The developer directed questions about the company’s retail practices to the Bentonville, Ark.-based retail giant.
The future of the site has been up in the air almost since Kmart closed in 2002 when that company filed for bankruptcy. Costco Wholesale bought the site and initially planned to launch Costco Fresh, a new grocery concept, there, but the plan was scrapped in 2003.
“We are very pleased to see that a new retailer is going into the shopping center,” said David Grant, spokesman for the city of Bellevue, and added that the city “is not in a position to approve or deny a permit based on the merits of one company versus another.”
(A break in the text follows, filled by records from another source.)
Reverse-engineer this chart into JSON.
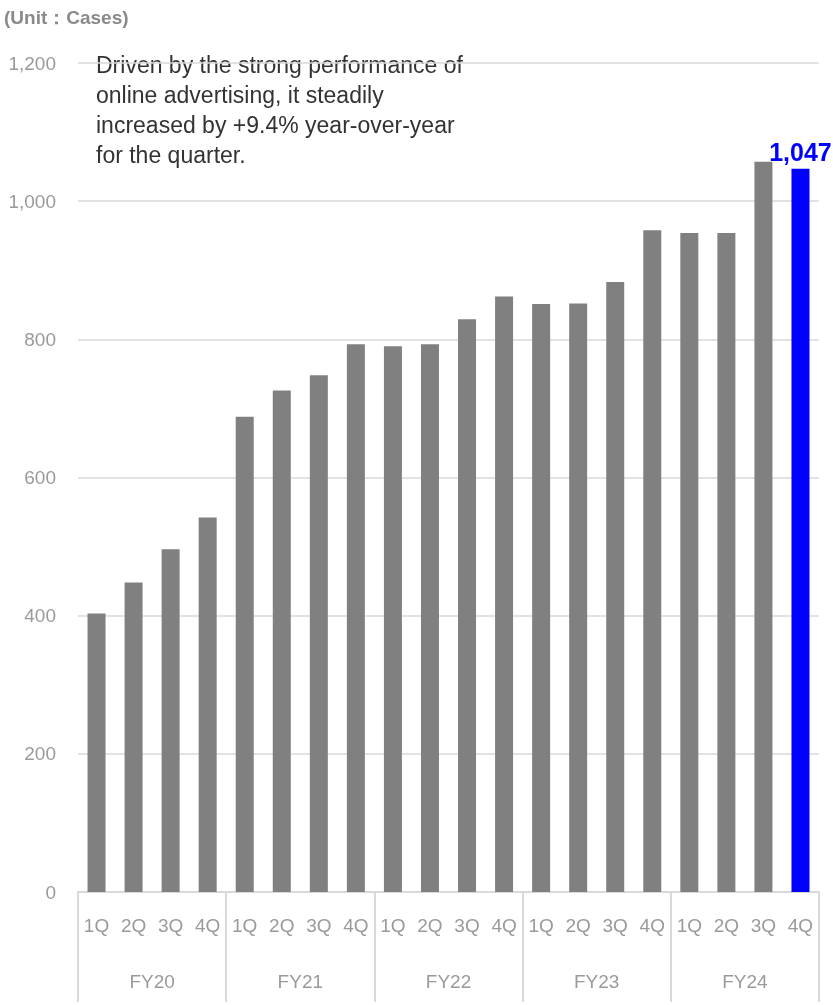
{
  "chart_data": {
    "type": "bar",
    "ylabel": "(Unit：Cases)",
    "annotations": [
      "Driven by the strong performance of\nonline advertising, it steadily\nincreased by +9.4% year-over-year\nfor the quarter.",
      "FY20",
      "FY21",
      "FY22",
      "FY23",
      "FY24"
    ],
    "categories": [
      "1Q",
      "2Q",
      "3Q",
      "4Q",
      "1Q",
      "2Q",
      "3Q",
      "4Q",
      "1Q",
      "2Q",
      "3Q",
      "4Q",
      "1Q",
      "2Q",
      "3Q",
      "4Q",
      "1Q",
      "2Q",
      "3Q",
      "4Q"
    ],
    "values": [
      403,
      448,
      496,
      542,
      688,
      726,
      748,
      793,
      790,
      793,
      829,
      862,
      851,
      852,
      883,
      958,
      954,
      954,
      1057,
      1047
    ],
    "colors": [
      "#808080",
      "#808080",
      "#808080",
      "#808080",
      "#808080",
      "#808080",
      "#808080",
      "#808080",
      "#808080",
      "#808080",
      "#808080",
      "#808080",
      "#808080",
      "#808080",
      "#808080",
      "#808080",
      "#808080",
      "#808080",
      "#808080",
      "#0000ff"
    ],
    "value_labels": [
      null,
      null,
      null,
      null,
      null,
      null,
      null,
      null,
      null,
      null,
      null,
      null,
      null,
      null,
      null,
      null,
      null,
      null,
      null,
      "1,047"
    ],
    "ylim": [
      0,
      1200
    ],
    "yticks": [
      0,
      200,
      400,
      600,
      800,
      {
        "value": 1000,
        "label": "1,000"
      },
      {
        "value": 1200,
        "label": "1,200"
      }
    ],
    "grid": "y"
  }
}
Because of the Kelsey Creek Center’s decadelong struggle to fill the site, the community seemed eager to see something take its place, said Michael Chen, a land-use planner at design firm Group Mackenzie, who helped plan the site and attended some public hearings on the topic.
“It’ll be a great amenity to the neighborhood,” he said. “The old Kmart was kind of an eyesore.”
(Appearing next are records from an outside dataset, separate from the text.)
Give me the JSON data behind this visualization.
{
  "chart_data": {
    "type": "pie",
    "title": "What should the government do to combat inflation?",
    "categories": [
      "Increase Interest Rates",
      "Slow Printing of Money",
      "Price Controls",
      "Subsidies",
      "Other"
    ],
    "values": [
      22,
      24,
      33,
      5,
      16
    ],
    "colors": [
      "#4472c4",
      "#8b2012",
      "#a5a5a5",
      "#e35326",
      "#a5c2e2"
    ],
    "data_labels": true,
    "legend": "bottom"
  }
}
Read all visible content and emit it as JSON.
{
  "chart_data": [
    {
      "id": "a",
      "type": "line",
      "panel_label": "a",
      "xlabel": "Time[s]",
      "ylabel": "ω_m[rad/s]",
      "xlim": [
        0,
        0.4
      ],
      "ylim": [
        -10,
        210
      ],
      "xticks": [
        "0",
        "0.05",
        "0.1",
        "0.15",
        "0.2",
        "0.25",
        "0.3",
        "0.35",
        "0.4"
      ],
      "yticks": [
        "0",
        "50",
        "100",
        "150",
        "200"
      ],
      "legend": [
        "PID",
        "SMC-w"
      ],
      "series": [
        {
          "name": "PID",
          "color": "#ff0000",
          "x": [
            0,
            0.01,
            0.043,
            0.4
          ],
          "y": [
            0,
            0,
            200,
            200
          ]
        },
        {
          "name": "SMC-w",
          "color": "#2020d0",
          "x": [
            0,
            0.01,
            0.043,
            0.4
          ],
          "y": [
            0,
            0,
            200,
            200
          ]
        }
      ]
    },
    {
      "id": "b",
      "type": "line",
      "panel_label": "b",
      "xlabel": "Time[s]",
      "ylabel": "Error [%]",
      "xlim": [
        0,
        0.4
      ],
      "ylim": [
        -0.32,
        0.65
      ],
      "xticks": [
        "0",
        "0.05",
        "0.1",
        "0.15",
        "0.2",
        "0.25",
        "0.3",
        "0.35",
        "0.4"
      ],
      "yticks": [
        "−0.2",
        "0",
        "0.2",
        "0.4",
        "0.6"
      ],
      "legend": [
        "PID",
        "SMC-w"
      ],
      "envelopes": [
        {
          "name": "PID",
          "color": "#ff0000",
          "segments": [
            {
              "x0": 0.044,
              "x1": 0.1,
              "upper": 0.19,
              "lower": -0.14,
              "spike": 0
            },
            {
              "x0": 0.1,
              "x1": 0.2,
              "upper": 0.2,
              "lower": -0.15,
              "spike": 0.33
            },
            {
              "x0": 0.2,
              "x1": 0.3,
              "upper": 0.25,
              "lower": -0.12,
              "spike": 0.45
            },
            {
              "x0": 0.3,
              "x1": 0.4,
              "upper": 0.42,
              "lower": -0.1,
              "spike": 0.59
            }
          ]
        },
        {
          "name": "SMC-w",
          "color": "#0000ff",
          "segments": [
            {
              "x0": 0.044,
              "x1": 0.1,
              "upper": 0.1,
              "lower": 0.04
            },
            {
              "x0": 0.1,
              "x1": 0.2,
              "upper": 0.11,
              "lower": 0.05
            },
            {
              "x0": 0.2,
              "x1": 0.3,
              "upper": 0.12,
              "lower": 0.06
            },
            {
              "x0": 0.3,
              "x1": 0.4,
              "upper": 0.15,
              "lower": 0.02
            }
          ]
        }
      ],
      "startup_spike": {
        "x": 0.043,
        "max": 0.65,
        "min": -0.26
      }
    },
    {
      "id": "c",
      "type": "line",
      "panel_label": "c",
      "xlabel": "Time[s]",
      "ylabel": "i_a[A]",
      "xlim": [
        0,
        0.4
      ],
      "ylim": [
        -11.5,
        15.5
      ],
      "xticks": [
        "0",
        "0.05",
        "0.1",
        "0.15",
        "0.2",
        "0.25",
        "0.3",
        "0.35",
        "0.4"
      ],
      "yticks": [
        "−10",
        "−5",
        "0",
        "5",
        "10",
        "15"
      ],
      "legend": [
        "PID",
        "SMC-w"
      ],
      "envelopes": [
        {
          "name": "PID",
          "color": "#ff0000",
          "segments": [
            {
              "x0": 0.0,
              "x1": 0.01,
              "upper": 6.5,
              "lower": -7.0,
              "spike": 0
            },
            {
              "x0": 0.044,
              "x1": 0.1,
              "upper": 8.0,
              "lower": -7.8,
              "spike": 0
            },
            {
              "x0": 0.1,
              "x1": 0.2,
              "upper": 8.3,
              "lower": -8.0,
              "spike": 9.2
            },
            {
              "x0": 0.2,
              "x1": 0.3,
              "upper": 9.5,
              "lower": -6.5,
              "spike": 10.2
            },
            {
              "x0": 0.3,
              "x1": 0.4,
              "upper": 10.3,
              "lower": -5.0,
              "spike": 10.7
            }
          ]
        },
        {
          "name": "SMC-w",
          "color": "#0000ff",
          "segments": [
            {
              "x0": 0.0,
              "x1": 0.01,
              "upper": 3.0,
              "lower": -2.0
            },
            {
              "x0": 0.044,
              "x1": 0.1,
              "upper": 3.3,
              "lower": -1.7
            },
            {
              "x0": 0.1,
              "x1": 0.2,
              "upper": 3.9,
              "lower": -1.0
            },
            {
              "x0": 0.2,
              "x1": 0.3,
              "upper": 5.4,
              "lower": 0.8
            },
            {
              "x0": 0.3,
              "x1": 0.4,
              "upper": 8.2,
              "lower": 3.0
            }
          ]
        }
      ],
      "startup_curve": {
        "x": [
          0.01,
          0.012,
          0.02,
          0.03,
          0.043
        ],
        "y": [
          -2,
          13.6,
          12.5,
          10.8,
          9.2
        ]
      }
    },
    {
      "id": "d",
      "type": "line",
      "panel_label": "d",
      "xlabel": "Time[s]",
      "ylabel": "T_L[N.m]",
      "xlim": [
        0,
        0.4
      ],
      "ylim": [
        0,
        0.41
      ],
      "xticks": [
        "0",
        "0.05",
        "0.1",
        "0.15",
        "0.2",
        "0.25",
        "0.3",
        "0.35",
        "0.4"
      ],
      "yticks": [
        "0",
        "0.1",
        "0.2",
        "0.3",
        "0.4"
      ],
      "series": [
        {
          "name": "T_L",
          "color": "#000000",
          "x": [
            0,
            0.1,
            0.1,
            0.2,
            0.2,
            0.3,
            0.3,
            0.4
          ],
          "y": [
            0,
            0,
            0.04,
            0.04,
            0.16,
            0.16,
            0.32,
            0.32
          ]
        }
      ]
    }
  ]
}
When controversy accompanies a new Walmart opening, it doesn’t usually affect sales, said Restivo, the company spokesman.
“That fact will be clear when thousands and thousands of Bellevue residents shop that store on the day that it opens,” he said.
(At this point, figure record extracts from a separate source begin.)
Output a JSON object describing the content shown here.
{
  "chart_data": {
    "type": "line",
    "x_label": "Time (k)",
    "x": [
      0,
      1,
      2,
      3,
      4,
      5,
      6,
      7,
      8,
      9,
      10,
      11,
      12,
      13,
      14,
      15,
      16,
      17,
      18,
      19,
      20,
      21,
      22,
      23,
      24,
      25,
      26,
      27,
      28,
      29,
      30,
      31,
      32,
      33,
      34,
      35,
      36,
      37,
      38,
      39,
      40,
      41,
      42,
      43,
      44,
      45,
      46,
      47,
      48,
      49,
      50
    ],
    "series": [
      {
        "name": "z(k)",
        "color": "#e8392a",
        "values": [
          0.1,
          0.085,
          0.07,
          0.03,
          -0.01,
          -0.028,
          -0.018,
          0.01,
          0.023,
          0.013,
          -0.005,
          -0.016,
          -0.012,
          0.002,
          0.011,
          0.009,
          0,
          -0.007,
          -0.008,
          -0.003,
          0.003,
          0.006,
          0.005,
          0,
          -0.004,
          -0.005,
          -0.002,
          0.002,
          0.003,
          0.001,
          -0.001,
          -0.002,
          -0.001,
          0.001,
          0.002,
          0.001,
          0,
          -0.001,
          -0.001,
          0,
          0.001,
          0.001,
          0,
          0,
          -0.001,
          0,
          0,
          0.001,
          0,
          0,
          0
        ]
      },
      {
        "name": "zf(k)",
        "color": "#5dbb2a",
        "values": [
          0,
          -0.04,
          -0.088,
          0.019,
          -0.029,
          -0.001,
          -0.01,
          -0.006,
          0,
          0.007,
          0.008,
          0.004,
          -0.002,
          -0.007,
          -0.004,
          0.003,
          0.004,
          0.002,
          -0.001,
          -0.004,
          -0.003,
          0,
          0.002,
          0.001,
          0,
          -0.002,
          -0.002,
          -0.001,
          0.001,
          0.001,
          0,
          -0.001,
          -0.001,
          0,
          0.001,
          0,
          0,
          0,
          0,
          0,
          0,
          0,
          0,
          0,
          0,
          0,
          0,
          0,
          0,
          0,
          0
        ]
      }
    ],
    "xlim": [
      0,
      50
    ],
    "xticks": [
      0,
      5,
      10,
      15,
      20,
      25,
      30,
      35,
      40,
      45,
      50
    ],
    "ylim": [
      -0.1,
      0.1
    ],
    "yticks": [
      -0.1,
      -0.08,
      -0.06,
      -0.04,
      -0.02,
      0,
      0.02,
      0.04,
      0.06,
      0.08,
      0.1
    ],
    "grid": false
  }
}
Members of the coalition seemed resigned to the store’s opening later this year, though they hope to persuade the company to provide employees with higher wages and better benefits.
“I do wish it wouldn’t open, but I guess that’s not going to happen,” said Pramila Jayapal, the executive director of OneAmerica, an immigrant-advocacy organization.
And as Restivo put it:
“If we open a store in Bellevue and no one comes, we’ll have learned a really important lesson about Bellevue,” he said. “We just don’t think that’s going to happen.”